Efficient norovirus and reovirus replication in the mouse intestine requires microfold (M) cells.


PMID 24696493

Abstract

Microfold (M) cells are specialized intestinal epithelial cells that internalize particulate antigens and aid in the establishment of immune responses to enteric pathogens. M cells have also been suggested as a portal for pathogen entry into the host. While virus particles have been observed in M cells, it is not known whether viruses use M cells to initiate a productive infection. Noroviruses (NoVs) are single-stranded RNA viruses that infect host organisms via the fecal-oral route. Murine NoV (MNV) infects intestinal macrophages and dendritic cells and provides a tractable experimental system for understanding how an enteric virus overcomes the intestinal epithelial barrier to infect underlying target cells. We found that replication of two divergent MNV strains was reduced in mice depleted of M cells. Reoviruses are double-stranded RNA viruses that infect hosts via respiratory or enteric routes. In contrast to MNV, reovirus infects enterocytes in the intestine. Despite differences in cell tropism, reovirus infection was also reduced in M cell-depleted mice. These data demonstrate that M cells are required for the pathogenesis of two unrelated enteric viruses that replicate in different cell types within the intestine.
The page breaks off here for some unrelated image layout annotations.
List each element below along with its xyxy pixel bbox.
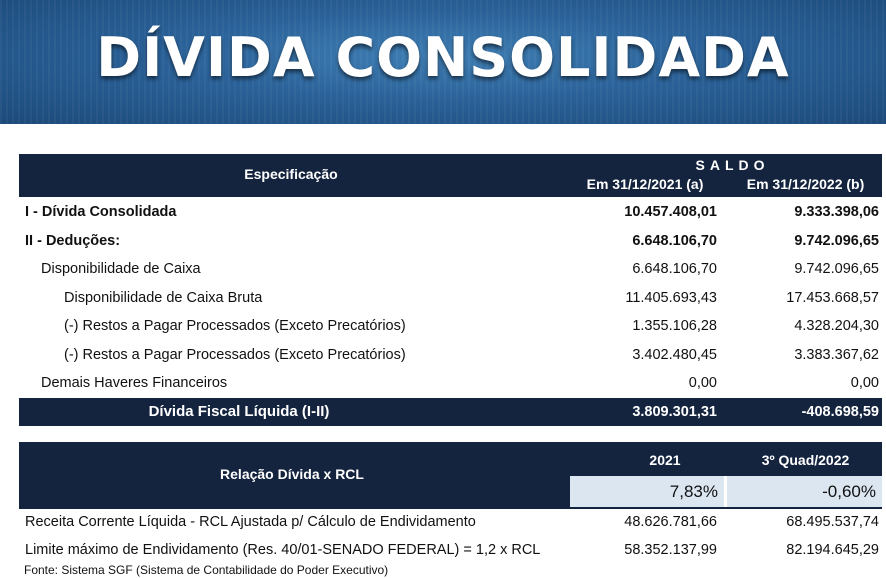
row-value-2021: 11.405.693,43	[625, 290, 717, 306]
total-value-2021: 3.809.301,31	[632, 404, 717, 420]
rcl-table-header: Relação Dívida x RCL 2021 3º Quad/2022	[19, 442, 882, 509]
header-col-2021: Em 31/12/2021 (a)	[586, 176, 704, 192]
row-label: Demais Haveres Financeiros	[41, 375, 228, 391]
ratio-2022-cell: -0,60%	[727, 476, 882, 507]
row-value-2021: 6.648.106,70	[632, 233, 717, 249]
table-row: Receita Corrente Líquida - RCL Ajustada …	[19, 508, 882, 536]
table-row: (-) Restos a Pagar Processados (Exceto P…	[19, 341, 882, 369]
source-note: Fonte: Sistema SGF (Sistema de Contabili…	[24, 563, 389, 577]
debt-table-header: Especificação SALDO Em 31/12/2021 (a) Em…	[19, 154, 882, 197]
header-relation: Relação Dívida x RCL	[220, 466, 364, 482]
row-label: Receita Corrente Líquida - RCL Ajustada …	[25, 514, 476, 530]
row-value-2021: 1.355.106,28	[632, 318, 717, 334]
table-row: Disponibilidade de Caixa 6.648.106,70 9.…	[19, 255, 882, 283]
row-value-2022: 68.495.537,74	[786, 514, 879, 530]
page-title: DÍVIDA CONSOLIDADA	[96, 26, 790, 89]
ratio-2022-value: -0,60%	[822, 482, 876, 501]
table-row: Demais Haveres Financeiros 0,00 0,00	[19, 369, 882, 397]
row-value-2021: 58.352.137,99	[624, 542, 717, 558]
row-label: Limite máximo de Endividamento (Res. 40/…	[25, 542, 541, 558]
total-value-2022: -408.698,59	[801, 404, 879, 420]
row-label: II - Deduções:	[25, 233, 121, 249]
row-value-2022: 9.742.096,65	[794, 261, 879, 277]
table-row: I - Dívida Consolidada 10.457.408,01 9.3…	[19, 198, 882, 226]
header-col-2022: Em 31/12/2022 (b)	[746, 176, 865, 192]
total-label: Dívida Fiscal Líquida (I-II)	[148, 403, 330, 420]
ratio-2021-cell: 7,83%	[570, 476, 724, 507]
row-value-2022: 0,00	[850, 375, 879, 391]
row-value-2022: 3.383.367,62	[794, 347, 879, 363]
row-value-2021: 48.626.781,66	[624, 514, 717, 530]
row-value-2022: 4.328.204,30	[794, 318, 879, 334]
row-value-2021: 10.457.408,01	[624, 204, 717, 220]
row-label: I - Dívida Consolidada	[25, 204, 177, 220]
row-value-2021: 0,00	[688, 375, 717, 391]
title-banner: DÍVIDA CONSOLIDADA	[0, 0, 886, 124]
row-value-2022: 17.453.668,57	[786, 290, 879, 306]
row-label: Disponibilidade de Caixa	[41, 261, 201, 277]
table-row: II - Deduções: 6.648.106,70 9.742.096,65	[19, 227, 882, 255]
row-label: (-) Restos a Pagar Processados (Exceto P…	[64, 347, 406, 363]
header-specification: Especificação	[244, 166, 338, 182]
table-row: Limite máximo de Endividamento (Res. 40/…	[19, 536, 882, 564]
row-value-2022: 82.194.645,29	[786, 542, 879, 558]
cell-divider	[724, 476, 727, 507]
row-label: Disponibilidade de Caixa Bruta	[64, 290, 263, 306]
row-value-2021: 3.402.480,45	[632, 347, 717, 363]
row-value-2022: 9.742.096,65	[794, 233, 879, 249]
header-quad-2022: 3º Quad/2022	[761, 452, 850, 468]
ratio-2021-value: 7,83%	[669, 482, 718, 501]
row-label: (-) Restos a Pagar Processados (Exceto P…	[64, 318, 406, 334]
total-row: Dívida Fiscal Líquida (I-II) 3.809.301,3…	[19, 398, 882, 426]
header-saldo: SALDO	[695, 157, 770, 173]
table-row: (-) Restos a Pagar Processados (Exceto P…	[19, 312, 882, 340]
header-year-2021: 2021	[649, 452, 681, 468]
table-row: Disponibilidade de Caixa Bruta 11.405.69…	[19, 284, 882, 312]
row-value-2021: 6.648.106,70	[632, 261, 717, 277]
row-value-2022: 9.333.398,06	[794, 204, 879, 220]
To successfully infect their hosts, pathogens that infect via the gastrointestinal tract must overcome the multilayered system of host defenses. Microfold (M) cells are specialized intestinal epithelial cells that internalize particulate antigens and aid in the establishment of immune responses to enteric pathogens. Virus particles have been observed within M cells. However, it is not known whether viruses use M cells to initiate a productive infection. To address this question, we use MNV and reovirus, two enteric viruses that replicate in different cell types in the intestine, intestinal epithelial cells for reovirus and intestinal mononuclear phagocytes for MNV. Interestingly, MNV- and reovirus-infected mice depleted of M cells showed reduced viral loads in the intestine. Thus, our work demonstrates the importance of M cells in the pathogenesis of enteric viruses irrespective of the target cell type in which the virus replicates.